Wednesday, February 25, 2004

I suspect/think the average bizguy has a lot more in common with the average hacker than we might think. Both enjoy figuring out and playing with rules systems. The problem is the direction we take it in.

Hackers like to figure out rules systems and play with them, andmanipulate them to achieve elegant solutions. For hackers, the groove is in elegance. It becomes part of our nature (sometimes to a fault), like water to a fish. The more systematic and elegant the rules system, the more easily we comprehend it and manipulate it. But we get obsessed with it, to some degree of “when all you have is a hammer, everything looks like a nail.” The classic story is the hacker preferring the elegant solution tomorrow over the keeps-the-company-in-business solution today.

Bizguys like to figure out rules systems and work them to advantage. For bizguys, the groove is in winning. This, too, becomes part of their nature (sometimes to a fault), like water to a fish. Systematic and elegant is not necessarily beneficial; it makes the rules easier to understand and figure out, and it leaves fewer points of leverage for them to exploit. Plus, systematic and elegant is not often (or maybe often not) relevant; the world is a messy place, and the underlying elegance and symmetry are hard to see, hard to apply directly to problem solving.
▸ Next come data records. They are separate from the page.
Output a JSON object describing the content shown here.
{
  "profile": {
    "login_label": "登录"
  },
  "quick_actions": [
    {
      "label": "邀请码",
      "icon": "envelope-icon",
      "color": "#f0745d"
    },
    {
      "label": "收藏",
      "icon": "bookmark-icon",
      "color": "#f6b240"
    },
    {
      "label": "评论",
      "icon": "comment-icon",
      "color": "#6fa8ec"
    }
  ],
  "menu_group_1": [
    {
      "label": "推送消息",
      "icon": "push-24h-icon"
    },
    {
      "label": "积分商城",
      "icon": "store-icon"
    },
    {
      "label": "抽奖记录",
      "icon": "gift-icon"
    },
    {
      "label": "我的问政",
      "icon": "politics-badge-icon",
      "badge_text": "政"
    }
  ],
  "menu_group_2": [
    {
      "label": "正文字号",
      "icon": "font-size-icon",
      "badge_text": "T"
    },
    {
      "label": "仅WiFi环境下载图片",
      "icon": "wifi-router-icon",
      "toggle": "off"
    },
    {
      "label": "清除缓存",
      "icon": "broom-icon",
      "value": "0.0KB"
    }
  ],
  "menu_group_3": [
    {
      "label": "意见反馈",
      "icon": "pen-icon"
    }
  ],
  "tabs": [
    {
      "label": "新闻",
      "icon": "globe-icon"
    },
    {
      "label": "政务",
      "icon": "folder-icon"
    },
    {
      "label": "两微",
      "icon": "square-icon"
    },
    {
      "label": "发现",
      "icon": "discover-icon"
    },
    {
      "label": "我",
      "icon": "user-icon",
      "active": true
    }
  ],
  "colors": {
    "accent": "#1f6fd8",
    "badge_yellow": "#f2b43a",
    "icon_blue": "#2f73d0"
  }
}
— Steven J. Owens, on the XP mailing list

And now, we return to the VR story, already in progress.

“You Thomas Aznable?” asked the man on the left in a low, slurred voice.

Thomas gulped. He was pushing his brain to think of a response, and it kept replying, “Pistols! Pistols!”

The man on the right grunted. Thomas’ lack of an immediate denial was all the answer they needed. “Nothing personal,” said the man on the right.

black-clad figure flashed like a ferret into the room and punched both men as they were turning towards the intruder. They both stiffened, grimaced, then fell like oak trees to the ground.

The intruder held a tazer in each hand, which she quickly slipped into what looked like holsters underneath her black vest. She was dressed like Trinity’s punk younger sister — sleek black pants and a black pullover shirt hugged her body, plus a black leather vest that hung loosely from her rather thin frame. From black roots sprung short purple hair. She looked at Thomas and grinned a crazy grin.

His brain was just now managing to get off the subject of pistols, but unfortunately was mostly distracted by this girl’s body. She was probably sixteen or so, and Thomas couldn’t help noticing that she had an amazing figure, which her outfit only accentuated. He wasn’t undressing her with his eyes, exactly, but it was a bit like glancing at a t-shirt that has something undeniably rude on the front; you can’t help staring at it for a moment to verify what you saw.

She leaned forward and grabbed Thomas by the arm. “C’mon,” she said. “We can’t stay here.”